Sur son blogue, l’abbé Guy Pagès, prêtre diocésain, conteste un dépliant publié par les éditions Bayard, dans la série « Les fiches croire », en partenariat avec le Secrétariat pour les relations avec l’islam de la Conférence des évêques de France, disponible aux présentoirs des portes de nos églises depuis le mois de février, et intitulé « Faut-il avoir peur de l’islam ?« . Extraits de son analyse :

« La réponse donnée à cette question est celle d’une « approche » qui prétend passer « entre naïveté » et « rejet«  (p.3), et qui, pour ce faire, n’hésite pas à utiliser l’odieux procédé de l’amalgame, ce qui, de fait, évite la naïveté, puisque conscience il y a, et le rejet, puisque coopération à notre islamisation il y a, comme je vais le montrer ci-après.

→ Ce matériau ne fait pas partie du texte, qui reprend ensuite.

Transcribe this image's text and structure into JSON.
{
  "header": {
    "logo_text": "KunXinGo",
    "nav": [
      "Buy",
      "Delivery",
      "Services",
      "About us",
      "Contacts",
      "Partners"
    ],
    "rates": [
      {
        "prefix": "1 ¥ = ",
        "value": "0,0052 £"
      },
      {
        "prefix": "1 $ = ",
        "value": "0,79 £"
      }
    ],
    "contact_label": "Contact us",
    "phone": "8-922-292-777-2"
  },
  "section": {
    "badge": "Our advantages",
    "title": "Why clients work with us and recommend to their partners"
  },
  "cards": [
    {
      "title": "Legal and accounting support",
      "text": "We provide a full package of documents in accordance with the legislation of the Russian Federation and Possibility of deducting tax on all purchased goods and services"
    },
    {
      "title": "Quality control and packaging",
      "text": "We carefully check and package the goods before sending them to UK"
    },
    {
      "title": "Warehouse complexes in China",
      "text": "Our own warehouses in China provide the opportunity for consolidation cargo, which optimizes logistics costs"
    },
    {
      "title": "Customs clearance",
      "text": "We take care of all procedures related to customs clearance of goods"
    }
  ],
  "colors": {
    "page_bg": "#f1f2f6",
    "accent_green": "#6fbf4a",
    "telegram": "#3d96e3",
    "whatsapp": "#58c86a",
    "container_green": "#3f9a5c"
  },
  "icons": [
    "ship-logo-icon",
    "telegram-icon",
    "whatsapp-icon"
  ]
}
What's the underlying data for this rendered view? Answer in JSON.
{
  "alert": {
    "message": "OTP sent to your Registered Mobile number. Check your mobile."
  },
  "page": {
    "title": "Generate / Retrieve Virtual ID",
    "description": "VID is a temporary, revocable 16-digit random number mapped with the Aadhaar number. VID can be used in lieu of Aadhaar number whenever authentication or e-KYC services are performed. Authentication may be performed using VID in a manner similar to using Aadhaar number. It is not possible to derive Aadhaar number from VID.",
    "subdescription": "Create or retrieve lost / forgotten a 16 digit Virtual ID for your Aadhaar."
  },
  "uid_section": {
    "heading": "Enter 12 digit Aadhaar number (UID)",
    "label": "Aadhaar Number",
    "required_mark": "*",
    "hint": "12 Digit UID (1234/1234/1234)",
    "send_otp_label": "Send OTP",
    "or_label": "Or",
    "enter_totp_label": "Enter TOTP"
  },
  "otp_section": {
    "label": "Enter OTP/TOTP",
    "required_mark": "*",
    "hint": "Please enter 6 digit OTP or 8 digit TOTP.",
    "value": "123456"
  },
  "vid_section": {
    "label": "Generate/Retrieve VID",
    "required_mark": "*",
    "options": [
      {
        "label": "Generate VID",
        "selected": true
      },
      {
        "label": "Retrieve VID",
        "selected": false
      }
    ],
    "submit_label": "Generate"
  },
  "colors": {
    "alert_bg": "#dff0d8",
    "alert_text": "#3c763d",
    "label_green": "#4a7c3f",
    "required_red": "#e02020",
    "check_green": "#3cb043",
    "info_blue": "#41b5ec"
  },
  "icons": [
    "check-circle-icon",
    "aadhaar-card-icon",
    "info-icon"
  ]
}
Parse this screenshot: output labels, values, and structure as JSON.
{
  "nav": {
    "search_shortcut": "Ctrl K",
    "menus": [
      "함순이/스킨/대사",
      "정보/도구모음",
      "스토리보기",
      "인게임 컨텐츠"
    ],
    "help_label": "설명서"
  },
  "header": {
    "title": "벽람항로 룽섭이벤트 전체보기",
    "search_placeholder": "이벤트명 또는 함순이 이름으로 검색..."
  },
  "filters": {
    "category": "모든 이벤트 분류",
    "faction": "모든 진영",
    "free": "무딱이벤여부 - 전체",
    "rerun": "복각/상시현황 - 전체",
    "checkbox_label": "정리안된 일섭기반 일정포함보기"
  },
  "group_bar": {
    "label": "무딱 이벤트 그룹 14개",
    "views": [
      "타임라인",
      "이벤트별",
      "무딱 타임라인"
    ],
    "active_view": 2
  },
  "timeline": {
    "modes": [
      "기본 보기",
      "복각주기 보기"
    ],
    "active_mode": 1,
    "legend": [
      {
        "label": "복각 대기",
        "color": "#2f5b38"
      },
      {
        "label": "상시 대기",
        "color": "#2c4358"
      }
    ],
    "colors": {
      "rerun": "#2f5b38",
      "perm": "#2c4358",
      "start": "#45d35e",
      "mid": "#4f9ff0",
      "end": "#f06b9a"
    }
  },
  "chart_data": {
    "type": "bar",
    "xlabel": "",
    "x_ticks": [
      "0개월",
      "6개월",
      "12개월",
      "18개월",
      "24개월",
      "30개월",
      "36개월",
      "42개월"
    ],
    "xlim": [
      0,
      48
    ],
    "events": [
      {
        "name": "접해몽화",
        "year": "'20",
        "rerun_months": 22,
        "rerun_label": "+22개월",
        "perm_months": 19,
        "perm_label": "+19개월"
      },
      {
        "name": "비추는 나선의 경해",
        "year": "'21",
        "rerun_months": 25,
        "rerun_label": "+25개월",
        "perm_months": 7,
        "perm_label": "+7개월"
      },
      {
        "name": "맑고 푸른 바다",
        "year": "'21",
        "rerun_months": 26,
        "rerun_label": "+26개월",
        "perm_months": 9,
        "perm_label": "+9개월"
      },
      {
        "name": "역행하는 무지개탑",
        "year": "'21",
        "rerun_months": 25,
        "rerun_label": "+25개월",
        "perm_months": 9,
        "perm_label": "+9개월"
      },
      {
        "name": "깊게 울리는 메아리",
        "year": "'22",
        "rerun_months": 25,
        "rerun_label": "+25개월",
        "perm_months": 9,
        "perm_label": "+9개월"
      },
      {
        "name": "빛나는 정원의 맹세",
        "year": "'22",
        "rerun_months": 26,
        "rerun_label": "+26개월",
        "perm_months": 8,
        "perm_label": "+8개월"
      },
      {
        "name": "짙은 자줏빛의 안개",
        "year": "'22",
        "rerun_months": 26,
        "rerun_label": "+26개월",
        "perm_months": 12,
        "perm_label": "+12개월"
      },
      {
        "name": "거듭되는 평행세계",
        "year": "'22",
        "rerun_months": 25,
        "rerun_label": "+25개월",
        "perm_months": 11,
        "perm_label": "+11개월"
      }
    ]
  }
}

Dès la page 2 apparaît la traditionnelle confusion entre « musulmans » et « islam », qui sert à attribuer à l’islam les vertus naturelles de certains musulmans dits modérés. Une chose en effet est ce que vivent les musulmans, et autre chose ce qu’est l’islam. Écrire que « en Europe, l’immense majorité des musulmans vit un islam tolérant » (p.5), n’est-ce pas écrire qu’il peut en être aussi autrement ? Cette constatation ne saurait donc en rien tranquilliser ceux pour qui l’islam est de nature démoniaque, menteur et assassin dès l’origine (Jn 8.44). Ne sait-on pas que les musulmans ont le devoir de soumettre la terre entière à la charia (Coran 4.74 ; 9.41), et que leur comportements et revendications évoluent en fonction de leur nombre?   »Ne faiblissez donc pas et n’appelez pas à la paix quand vous êtes les plus forts. » (Coran 47.38)…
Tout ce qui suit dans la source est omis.